Just to confirm, what is the exact normalization procedure currently proposed? @uranusjr , you mentioned that the logic should follow pkg_resources.safe_extra(), but then later highlighted a couple pathological user-hostile corner cases. Just to be clear, is

re.sub('[^A-Za-z0-9]+', '_', extra).lower()

the desired process, to avoid these issues while still preserving full meaningful backward compat?

Actually, as confirmed by my testing, in safe_extra(), any runs of the normalization character (_) are normalized to _, but runs of - and . are not normalized. So a__b does normalize to a_b, but a--b and a..b remain as-is. The above procedure handles this case more sensibly, as well as the other ones you mention.
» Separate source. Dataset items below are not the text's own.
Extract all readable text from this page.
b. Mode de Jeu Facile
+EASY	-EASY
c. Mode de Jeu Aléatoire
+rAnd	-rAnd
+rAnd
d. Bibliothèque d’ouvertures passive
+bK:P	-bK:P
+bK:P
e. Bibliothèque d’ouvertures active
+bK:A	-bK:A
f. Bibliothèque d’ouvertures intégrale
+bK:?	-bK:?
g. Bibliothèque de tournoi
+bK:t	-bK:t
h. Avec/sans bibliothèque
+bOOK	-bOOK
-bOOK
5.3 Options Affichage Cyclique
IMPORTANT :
In terms of spec implementation, it seems PEP should mention the need to both revise the PEP 508 language on the topic, and update/correct the text in the Provides-Extra field of the Core Metadata spec. The former is not currently hosted on the PyPA specifications site; perhaps the PEP could take the opportunity to formally declare such? The latter is, and so can be updated there; given this tweak is just to match existing established practice and doesn’t add, remove or substantially change the semantics of a metadata field, I’d think it doesn’t need a new core metadata version? @pf_moore , any insight on either of these?

Finally, regarding implementation in packaging tools, @uranusjr is your intent that this be implemented in packaging (e.g. packaging.utils.canonicalize_extra), and then pip can call that on both sides of the comparison when getting the extra, and setuptools and other backends can call it when writing Provides-Extra?

It looks like what’s happening here in the former case is that array_types is getting normalized to array-types per the rules for distribution names in PEP 503, just like the name part of the PEP 508 requirements specifiers in that context. However, the actual extras names themselves it is checking against are normalized per the rules implemented by safe_extra().

Unless I’m missing something, the fact that the normalization is not internally consistent on each side of the comparison seems like an bug, regardless of what the final normalization rule should be. @uranusjr , should this be addressed as such, or do you still prefer awaiting the outcome of this PEP as to what the normalization should be?